US FAA grounds SpaceX's Falcon 9 rocket after second-stage malfunction


FILE PHOTO: A SpaceX Falcon 9 rocket lifts off carrying NASA's SpaceX Crew-9, Nick Hague and Roscosmos cosmonaut Alexander Gorbunov, to the International Space Station from the Cape Canaveral Space Force Station in Cape Canaveral, Florida, U.S., September 28, 2024. REUTERS/Joe Skipper/File Photo

WASHINGTON (Reuters) -The U.S. Federal Aviation Administration on Monday said SpaceX must investigate why the second stage of its workhorse Falcon 9 rocket malfunctioned after a NASA astronaut mission on Saturday, grounding the rocket for the third time in three months.

After SpaceX on Saturday launched two astronauts to the International Space Station for NASA, the rocket body that had boosted the crew further into space failed to properly re-light its engine for its "deorbit burn," a routine procedure that discards the booster into the ocean after completing its flight.

The astronaut crew carried on to the ISS safely, docking on Sunday as planned. The FAA said there were no injuries or property damage linked to the booster mishap.

The malfunction caused the booster to fall into a region of the Pacific Ocean outside of the designated safety zone that the FAA approved for the mission.

SpaceX said the booster "experienced an off-nominal deorbit burn. As a result, the second stage safely landed in the ocean, but outside of the targeted area."

"We will resume launching after we better understand root cause," SpaceX wrote in a post on X.

Saturday's mishap was the third to trigger an FAA grounding in the past three months. Before that, groundings were rare for Falcon 9, SpaceX's centerpiece rocket, which much of the Western world relies on for accessing space.

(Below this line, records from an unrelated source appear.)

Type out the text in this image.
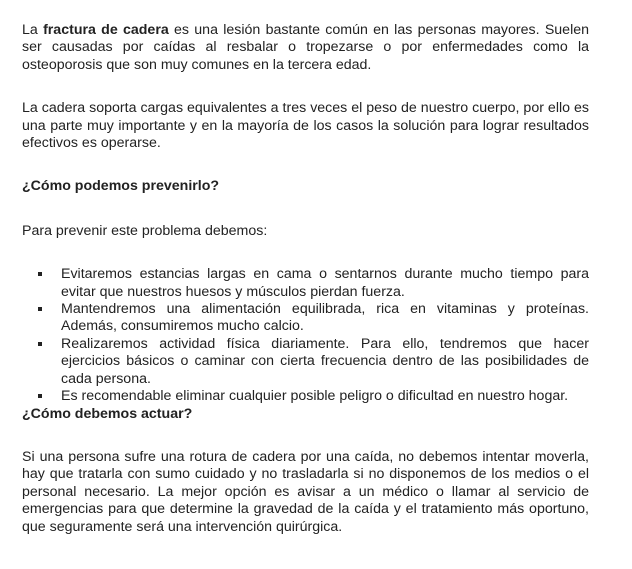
La fractura de cadera es una lesión bastante común en las personas mayores. Suelen ser causadas por caídas al resbalar o tropezarse o por enfermedades como la osteoporosis que son muy comunes en la tercera edad.

La cadera soporta cargas equivalentes a tres veces el peso de nuestro cuerpo, por ello es una parte muy importante y en la mayoría de los casos la solución para lograr resultados efectivos es operarse.

¿Cómo podemos prevenirlo?

Para prevenir este problema debemos:

Evitaremos estancias largas en cama o sentarnos durante mucho tiempo para evitar que nuestros huesos y músculos pierdan fuerza.
Mantendremos una alimentación equilibrada, rica en vitaminas y proteínas. Además, consumiremos mucho calcio.
Realizaremos actividad física diariamente. Para ello, tendremos que hacer ejercicios básicos o caminar con cierta frecuencia dentro de las posibilidades de cada persona.
Es recomendable eliminar cualquier posible peligro o dificultad en nuestro hogar.

¿Cómo debemos actuar?

Si una persona sufre una rotura de cadera por una caída, no debemos intentar moverla, hay que tratarla con sumo cuidado y no trasladarla si no disponemos de los medios o el personal necesario. La mejor opción es avisar a un médico o llamar al servicio de emergencias para que determine la gravedad de la caída y el tratamiento más oportuno, que seguramente será una intervención quirúrgica.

The rocket was grounded in July after a second-stage issue sent a batch of SpaceX-built Starlink satellites on an orbital path to destruction, marking SpaceX's first mission failure in more than seven years. SpaceX resumed Falcon 9 flights 15 days later.

In August, another grounding was triggered by the failure of a Falcon 9 first stage to land back on Earth, a mishap that did not affect mission success. The company returned to flight three days later.

SpaceX is likely to seek FAA approval to resume flights in a similar manner, while its engineering investigation continues with oversight by the FAA. The agency regulates rocket launches and rocket re-entries to the extent they may affect public safety.

SpaceX has launched an average of two to three rockets a week since the beginning of 2024, far outpacing its rivals in the launch industry. Falcon 9's first stage is reusable, but its second stage is not.

The grounding comes at a testy time for SpaceX and the FAA - the two have been feuding openly over the pace of launch licensing regulations and a pair of fines the FAA imposed on SpaceX for allegedly violating its Falcon launch licenses in 2023.

The Falcon 9 grounding does not directly affect Starship, SpaceX's giant, next-generation rocket system that it has tested four times since 2023.

SpaceX has complained publicly that the FAA has been slow to approve the license for Starship's fifth flight test, which involves far more ambitious testing objectives than the previous flight.